Art around every corner
"When I was a kid in post-Franco Spain, a period we call 'the Transition,' I studied in a school that was especially sensitive to artistic expression," he says. "And although I chose to become a civil engineer, something of that early education has stayed with me. After all, drawing is central to civil engineering and you need a sort of flair for geometry, volumes and the occupation of space."
"As someone with a wide artistic culture, he could put names on my perceptions. We shared our awe of the pure artistic beauty of the ITER Tokamak and its environment. It was as if art, and art history, were present at every step."
Oriol began photographing scenes in and around the Tokamak Building. Workers in a steel structure reminded him of Fernand Léger's Les Constructeurs (1950). Dark openings framed in yellow-painted steel were the very shapes and colours of Malevich's Suprematist Composition: Airplane Flying (1915). Reinforcement around the openings of the bioshield was a perfect reproduction of Andy Goldsworthy's Screen (1998). A concrete structure in the neutral beam cell conjured the works of Eduardo Chillida, the mirror-like cladding of the building those of Anish Kapoor, and a neon light on a wall seemed to have been placed there by Dan Flavin ...
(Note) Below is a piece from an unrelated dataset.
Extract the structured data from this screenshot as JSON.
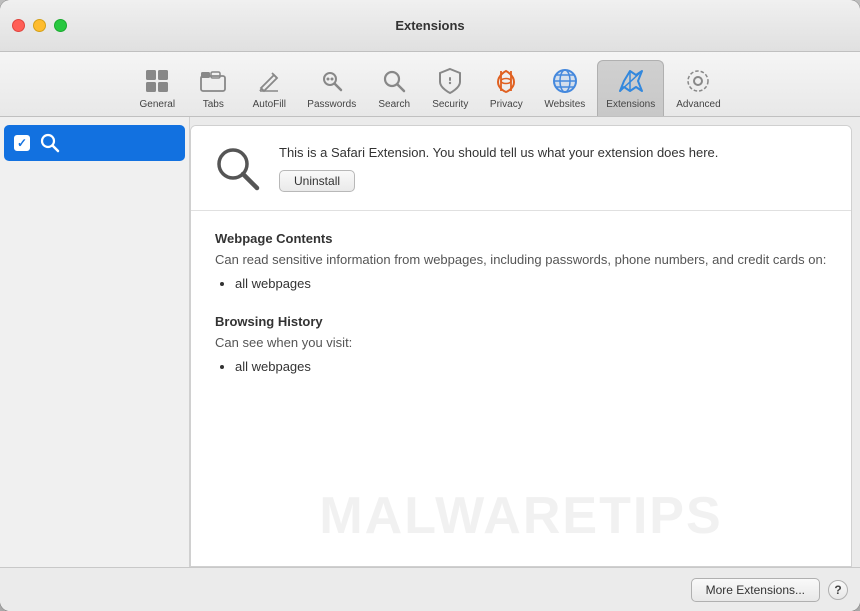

In the Tokamak Complex and other constructions, Oriol tracked the legacy of the Concrete and Neo-Concrete movements, of Cubism, Constructivism, Minimalism, Futurism ... as if the ITER worksite had become the largest and most massive modern and contemporary art museum in the world.
When VFR decided to publish a generously illustrated, 300-page coffee table book to celebrate the seven million work hours the consortium has invested in the construction of the ITER Tokamak Complex and auxiliary buildings, Oriol seized the opportunity to explore in an essay what he terms "the fascinating connection between abstract art and construction."
Oriol views ITER as a "unique masterpiece of artistic construction" and invites us to transgress "the usual perception of concrete and steel structures to unveil their unlikely artistic soul."
As civil works in the Tokamak Complex near completion, the raw art of construction is fast vanishing from view. Soon, our eyes will be caught by other forms, shapes and compositions, but the beauty will endure, whether in the alien shape of a massive component, the complexity of an intricate piece of equipment, or the radiance of a burning plasma.